Pearl-Divers of Japan: The 'Ama'

Female pearl divers next to Kokichi Mikimoto, inventor of cultivating pearls. Japan, 1921.Nationaal Archief | Wikimedia Commons

Female pearl divers next to Kokichi Mikimoto, inventor of cultivating pearls. Japan, 1921.Nationaal Archief | Wikimedia Commons

Priya Shukla writes: In celebration of International Women's Day 2019, I wanted to shine a spotlight on the ama, a title that has been ascribed to the famous female pearl divers of Japan.


Ama, which means "sea woman" in Japanese, have been diving in Japan for 2,000 to 3,000 years with records dating back to an 8th-century anthology of Japanese poetry: the Man'yōshū. Historically, women were considered fit to be ama because their higher fat content would help them endure the near-freezing temperatures of seawater that they had to dive in.
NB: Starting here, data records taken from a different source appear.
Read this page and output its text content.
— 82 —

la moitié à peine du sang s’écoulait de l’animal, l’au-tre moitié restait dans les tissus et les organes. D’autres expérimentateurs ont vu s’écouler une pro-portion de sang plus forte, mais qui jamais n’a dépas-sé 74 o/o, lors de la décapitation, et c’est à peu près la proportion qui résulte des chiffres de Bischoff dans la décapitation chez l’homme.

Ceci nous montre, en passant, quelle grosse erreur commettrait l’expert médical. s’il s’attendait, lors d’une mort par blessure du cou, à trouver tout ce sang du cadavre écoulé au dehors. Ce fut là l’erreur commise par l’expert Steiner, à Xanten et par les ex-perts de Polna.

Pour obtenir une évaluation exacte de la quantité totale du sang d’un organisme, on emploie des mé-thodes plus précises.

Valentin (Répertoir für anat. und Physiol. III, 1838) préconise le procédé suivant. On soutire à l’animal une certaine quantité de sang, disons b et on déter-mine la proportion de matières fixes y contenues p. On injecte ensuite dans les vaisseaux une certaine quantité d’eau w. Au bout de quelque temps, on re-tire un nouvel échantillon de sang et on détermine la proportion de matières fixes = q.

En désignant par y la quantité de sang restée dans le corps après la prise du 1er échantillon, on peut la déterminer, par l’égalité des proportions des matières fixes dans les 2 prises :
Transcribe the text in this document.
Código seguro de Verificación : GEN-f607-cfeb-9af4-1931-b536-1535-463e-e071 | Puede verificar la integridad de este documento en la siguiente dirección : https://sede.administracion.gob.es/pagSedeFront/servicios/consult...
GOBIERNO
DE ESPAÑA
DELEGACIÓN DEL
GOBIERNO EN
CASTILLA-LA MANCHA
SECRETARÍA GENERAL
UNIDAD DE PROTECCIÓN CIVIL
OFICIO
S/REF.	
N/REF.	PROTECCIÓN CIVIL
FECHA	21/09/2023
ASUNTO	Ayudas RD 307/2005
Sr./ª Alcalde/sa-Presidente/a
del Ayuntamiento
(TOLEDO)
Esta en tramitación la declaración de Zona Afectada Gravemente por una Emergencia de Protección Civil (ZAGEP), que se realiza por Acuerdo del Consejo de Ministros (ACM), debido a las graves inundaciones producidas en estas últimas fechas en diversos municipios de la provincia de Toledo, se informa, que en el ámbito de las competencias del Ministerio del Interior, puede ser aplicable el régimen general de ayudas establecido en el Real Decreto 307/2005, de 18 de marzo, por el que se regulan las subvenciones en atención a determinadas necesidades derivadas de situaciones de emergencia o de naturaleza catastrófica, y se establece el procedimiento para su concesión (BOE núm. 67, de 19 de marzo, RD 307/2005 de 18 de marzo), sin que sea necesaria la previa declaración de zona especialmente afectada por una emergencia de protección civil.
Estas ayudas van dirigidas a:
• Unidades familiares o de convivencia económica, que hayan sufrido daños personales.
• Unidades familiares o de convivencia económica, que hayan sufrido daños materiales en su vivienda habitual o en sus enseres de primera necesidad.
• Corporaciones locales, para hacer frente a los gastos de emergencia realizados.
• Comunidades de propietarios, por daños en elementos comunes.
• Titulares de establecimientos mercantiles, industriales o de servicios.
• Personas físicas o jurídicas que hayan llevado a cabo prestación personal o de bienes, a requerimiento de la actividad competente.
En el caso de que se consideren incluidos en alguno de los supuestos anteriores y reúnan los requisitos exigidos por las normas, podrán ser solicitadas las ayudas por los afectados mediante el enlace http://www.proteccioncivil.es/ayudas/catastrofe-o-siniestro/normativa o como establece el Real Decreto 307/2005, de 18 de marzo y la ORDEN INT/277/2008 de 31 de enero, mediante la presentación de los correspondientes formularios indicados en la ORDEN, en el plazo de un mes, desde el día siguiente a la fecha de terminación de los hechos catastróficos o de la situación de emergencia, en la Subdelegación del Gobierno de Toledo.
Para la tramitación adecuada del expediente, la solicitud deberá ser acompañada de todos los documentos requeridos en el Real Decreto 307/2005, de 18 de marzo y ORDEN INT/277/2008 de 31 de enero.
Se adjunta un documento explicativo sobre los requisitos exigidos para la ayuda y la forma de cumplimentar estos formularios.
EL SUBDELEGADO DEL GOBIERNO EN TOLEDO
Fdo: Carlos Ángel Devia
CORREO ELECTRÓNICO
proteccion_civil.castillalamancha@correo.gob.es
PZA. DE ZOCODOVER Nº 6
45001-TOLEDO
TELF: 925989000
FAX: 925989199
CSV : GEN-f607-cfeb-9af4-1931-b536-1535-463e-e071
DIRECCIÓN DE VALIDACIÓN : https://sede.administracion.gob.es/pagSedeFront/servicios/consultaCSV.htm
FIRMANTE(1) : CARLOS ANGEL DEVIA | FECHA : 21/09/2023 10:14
They would begin their ama training at the age of 12 with an older family member and would then dive until they were 70 or 80 years old.

While ama didn't historically dive for pearls, the demand for ama increased after Kōkichi Mikimoto developed a method for culturing pearls in 1893. Dressed in all-white "suits", the Mikimoto ama would guard these cultivation operations in the water. Additionally, because producing a pearl requires introducing an irritant (such as a grain of sand) into an oyster, the ama would also place the oysters out of harm's way once the intruder was introduced.